Sylvia Schedelbauer (born 1973) is an experimental filmmaker.

==Biography==
Schedelbauer was born in Tokyo, Japan in 1973, to a German father and a Japanese mother. She moved to Germany to attend the Berlin University of the Arts.

Her first short film Memories (2004) was screened at the International Short Film Festival Oberhausen. It is a documentary that presents a slideshow of family photos with voiceover reconstructing Schedelbauer's family history. Her next film Remote Intimacy marked a transition away from narrative and toward collage, with archival footage taken from home movies, newsreels, and educational films. Schedelbauer worked as an editor on Craig Baldwin's 2008 science fiction collage film Mock Up on Mu.

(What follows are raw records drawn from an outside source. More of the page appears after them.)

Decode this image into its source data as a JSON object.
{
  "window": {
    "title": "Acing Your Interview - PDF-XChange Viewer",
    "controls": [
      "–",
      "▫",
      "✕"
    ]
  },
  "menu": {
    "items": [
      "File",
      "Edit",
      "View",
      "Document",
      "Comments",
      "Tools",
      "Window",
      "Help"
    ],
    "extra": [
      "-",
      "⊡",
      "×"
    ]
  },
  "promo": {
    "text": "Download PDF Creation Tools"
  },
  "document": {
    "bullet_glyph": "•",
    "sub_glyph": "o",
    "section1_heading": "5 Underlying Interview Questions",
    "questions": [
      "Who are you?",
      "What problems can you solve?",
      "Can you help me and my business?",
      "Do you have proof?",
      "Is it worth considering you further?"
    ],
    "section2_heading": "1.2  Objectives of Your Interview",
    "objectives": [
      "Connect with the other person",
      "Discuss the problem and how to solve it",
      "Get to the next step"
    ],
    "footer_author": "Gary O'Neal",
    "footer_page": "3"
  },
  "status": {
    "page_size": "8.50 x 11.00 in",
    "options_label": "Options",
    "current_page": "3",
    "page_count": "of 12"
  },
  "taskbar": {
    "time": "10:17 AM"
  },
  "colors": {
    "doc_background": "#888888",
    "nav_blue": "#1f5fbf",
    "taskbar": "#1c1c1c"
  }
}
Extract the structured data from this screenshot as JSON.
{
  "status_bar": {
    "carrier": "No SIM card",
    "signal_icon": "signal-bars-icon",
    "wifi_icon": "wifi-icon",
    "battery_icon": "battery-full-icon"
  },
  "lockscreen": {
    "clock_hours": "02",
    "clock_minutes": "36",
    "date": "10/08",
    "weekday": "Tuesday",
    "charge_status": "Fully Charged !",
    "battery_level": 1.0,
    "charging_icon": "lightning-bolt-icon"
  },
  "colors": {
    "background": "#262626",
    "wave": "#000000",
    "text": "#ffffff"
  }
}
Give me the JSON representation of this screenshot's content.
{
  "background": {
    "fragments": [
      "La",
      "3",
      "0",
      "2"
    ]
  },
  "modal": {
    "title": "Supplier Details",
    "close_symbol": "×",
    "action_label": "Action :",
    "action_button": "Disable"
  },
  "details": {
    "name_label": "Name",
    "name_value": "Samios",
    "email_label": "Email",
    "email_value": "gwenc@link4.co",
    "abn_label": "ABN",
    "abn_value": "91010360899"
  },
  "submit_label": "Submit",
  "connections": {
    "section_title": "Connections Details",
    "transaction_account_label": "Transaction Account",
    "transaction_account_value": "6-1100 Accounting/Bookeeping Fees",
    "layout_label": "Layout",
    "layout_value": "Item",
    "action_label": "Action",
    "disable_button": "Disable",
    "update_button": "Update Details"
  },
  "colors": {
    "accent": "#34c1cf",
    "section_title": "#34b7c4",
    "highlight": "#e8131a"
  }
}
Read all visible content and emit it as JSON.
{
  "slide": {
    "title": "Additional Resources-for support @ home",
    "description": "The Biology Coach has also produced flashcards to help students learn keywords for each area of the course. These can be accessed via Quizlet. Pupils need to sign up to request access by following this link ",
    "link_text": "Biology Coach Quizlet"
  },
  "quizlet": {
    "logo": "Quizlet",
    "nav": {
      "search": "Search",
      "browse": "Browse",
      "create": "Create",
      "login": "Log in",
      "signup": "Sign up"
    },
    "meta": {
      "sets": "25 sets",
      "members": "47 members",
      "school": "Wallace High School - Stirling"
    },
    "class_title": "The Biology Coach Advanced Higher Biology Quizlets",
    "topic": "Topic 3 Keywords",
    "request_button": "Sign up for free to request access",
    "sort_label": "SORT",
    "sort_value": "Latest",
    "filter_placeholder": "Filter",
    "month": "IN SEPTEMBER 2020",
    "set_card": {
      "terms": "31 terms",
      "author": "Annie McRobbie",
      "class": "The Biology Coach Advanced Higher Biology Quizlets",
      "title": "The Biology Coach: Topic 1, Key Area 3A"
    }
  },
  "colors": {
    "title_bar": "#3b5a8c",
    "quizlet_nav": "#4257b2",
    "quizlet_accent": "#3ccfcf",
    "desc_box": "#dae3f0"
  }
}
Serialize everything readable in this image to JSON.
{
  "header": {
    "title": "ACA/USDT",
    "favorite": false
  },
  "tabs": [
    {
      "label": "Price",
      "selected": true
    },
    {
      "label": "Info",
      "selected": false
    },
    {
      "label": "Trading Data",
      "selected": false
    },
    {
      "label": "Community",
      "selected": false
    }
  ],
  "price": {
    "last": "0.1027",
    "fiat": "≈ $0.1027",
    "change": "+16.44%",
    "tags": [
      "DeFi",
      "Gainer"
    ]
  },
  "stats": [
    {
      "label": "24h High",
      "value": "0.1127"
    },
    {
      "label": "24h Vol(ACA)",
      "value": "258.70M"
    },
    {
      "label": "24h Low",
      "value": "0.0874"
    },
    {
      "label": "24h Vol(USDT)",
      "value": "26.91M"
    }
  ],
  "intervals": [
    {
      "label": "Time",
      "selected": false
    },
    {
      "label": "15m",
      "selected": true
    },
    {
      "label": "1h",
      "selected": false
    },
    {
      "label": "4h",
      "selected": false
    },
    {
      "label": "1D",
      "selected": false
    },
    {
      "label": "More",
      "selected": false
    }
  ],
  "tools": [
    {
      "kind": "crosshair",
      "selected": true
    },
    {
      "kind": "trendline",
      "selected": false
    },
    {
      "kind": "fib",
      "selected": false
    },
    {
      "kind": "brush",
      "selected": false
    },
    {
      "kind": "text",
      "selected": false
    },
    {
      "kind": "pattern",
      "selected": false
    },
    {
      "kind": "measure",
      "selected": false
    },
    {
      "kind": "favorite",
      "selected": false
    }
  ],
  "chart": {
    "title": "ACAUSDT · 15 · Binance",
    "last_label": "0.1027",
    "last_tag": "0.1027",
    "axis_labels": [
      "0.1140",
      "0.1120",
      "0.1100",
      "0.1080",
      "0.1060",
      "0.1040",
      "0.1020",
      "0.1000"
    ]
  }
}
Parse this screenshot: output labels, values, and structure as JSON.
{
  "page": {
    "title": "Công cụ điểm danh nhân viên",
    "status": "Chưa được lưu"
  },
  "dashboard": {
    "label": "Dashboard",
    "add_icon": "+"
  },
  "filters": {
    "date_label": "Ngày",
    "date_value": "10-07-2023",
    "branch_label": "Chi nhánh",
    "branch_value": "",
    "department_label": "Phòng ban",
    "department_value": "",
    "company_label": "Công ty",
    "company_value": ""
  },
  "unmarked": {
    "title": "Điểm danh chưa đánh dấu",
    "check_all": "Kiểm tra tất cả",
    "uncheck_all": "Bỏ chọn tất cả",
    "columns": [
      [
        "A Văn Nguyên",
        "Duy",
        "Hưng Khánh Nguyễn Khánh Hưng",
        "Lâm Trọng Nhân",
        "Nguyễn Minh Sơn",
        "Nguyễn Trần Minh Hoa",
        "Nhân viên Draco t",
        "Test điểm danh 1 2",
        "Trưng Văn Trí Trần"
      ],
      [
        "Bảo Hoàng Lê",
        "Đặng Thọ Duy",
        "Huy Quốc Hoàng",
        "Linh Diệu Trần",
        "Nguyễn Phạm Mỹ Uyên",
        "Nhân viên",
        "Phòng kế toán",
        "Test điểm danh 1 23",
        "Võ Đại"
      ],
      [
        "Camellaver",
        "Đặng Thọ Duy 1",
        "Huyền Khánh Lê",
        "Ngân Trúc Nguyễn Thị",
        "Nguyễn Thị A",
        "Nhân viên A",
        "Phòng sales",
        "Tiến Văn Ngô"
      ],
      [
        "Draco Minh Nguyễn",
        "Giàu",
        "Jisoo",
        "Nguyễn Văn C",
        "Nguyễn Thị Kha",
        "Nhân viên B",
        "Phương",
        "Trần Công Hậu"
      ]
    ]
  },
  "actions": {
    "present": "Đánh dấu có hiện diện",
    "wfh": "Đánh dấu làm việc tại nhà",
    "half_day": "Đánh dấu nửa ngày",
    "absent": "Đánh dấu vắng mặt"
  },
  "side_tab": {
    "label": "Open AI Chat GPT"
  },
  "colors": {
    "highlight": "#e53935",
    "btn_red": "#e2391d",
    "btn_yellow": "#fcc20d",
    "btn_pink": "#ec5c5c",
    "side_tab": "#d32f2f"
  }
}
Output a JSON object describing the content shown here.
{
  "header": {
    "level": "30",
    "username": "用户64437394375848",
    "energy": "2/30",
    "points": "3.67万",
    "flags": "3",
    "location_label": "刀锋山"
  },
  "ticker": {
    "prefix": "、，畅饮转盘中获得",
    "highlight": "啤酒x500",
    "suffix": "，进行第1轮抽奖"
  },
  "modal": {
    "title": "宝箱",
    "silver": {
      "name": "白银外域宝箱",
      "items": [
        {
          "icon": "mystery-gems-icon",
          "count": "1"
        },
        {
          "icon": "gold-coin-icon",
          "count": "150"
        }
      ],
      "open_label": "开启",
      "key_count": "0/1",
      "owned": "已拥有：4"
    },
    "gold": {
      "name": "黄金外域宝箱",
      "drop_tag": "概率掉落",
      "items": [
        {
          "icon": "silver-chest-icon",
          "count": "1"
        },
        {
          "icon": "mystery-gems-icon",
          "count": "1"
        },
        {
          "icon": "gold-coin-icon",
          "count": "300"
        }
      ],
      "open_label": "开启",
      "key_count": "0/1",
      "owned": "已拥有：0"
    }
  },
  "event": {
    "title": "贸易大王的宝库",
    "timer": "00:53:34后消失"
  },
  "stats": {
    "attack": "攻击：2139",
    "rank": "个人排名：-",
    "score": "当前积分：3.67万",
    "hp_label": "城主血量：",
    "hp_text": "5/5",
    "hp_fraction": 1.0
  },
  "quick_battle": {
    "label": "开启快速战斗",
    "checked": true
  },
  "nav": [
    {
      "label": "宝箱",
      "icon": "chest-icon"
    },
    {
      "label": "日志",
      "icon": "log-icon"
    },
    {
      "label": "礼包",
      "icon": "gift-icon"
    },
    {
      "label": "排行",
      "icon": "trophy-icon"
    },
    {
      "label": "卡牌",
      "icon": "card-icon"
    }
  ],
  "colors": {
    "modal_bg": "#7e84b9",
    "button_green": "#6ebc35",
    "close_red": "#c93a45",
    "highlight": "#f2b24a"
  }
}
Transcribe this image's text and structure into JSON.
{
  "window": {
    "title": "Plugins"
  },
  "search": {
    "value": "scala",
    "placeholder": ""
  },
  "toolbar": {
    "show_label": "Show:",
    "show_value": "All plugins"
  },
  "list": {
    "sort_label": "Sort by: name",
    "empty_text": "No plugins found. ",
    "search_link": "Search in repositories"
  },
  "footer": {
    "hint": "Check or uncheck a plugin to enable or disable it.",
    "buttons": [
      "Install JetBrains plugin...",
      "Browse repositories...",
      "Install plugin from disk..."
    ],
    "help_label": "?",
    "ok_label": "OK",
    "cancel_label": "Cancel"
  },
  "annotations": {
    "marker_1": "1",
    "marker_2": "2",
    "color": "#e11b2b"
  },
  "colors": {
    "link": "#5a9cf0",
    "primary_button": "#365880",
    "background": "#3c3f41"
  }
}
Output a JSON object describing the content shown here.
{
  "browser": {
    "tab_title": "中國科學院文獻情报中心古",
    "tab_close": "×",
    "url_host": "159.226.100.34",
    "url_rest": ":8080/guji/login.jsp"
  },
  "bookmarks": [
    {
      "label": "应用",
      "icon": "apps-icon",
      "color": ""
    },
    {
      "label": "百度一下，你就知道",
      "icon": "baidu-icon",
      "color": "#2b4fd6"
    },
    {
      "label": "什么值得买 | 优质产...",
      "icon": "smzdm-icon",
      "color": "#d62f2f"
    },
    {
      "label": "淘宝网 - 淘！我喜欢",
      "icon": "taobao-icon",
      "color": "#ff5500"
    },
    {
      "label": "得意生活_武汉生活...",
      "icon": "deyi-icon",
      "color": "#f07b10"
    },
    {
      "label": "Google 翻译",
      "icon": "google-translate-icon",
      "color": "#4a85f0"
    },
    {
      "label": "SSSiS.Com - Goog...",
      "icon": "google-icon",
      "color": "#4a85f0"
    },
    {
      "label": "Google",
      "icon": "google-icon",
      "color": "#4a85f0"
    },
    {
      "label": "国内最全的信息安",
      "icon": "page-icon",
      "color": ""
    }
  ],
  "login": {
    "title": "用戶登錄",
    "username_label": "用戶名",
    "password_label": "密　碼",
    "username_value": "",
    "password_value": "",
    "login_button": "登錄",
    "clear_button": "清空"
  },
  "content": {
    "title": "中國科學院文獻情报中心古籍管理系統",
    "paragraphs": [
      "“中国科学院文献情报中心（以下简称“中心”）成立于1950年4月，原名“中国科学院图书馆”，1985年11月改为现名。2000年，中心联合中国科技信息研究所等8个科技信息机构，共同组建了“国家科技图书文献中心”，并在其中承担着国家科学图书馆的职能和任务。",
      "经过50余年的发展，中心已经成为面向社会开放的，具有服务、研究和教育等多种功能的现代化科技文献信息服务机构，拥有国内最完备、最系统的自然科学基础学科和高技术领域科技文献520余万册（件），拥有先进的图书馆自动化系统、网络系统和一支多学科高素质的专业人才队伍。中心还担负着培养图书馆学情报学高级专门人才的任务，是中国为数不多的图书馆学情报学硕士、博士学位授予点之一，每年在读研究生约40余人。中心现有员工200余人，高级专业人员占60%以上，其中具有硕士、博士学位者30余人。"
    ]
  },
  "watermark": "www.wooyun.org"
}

Schedelbauer's 2011 film Sounding Glass uses a strong flicker effect, with a score by Thomas Carnacki featuring the sounds of glass, water, and string instruments. Her 2014 film Sea of Vapors uses highly layered superimpositions to depict "the female body and its cycles, the connections that we feel toward nature." She used Final Cut Pro to create the film's shifting, flickering patterns, by repeatedly stacking images on top of each and exporting the result. In Wishing Well (2018), Schedelbauer creates a flickering pattern by combining images of a child playing and a drone.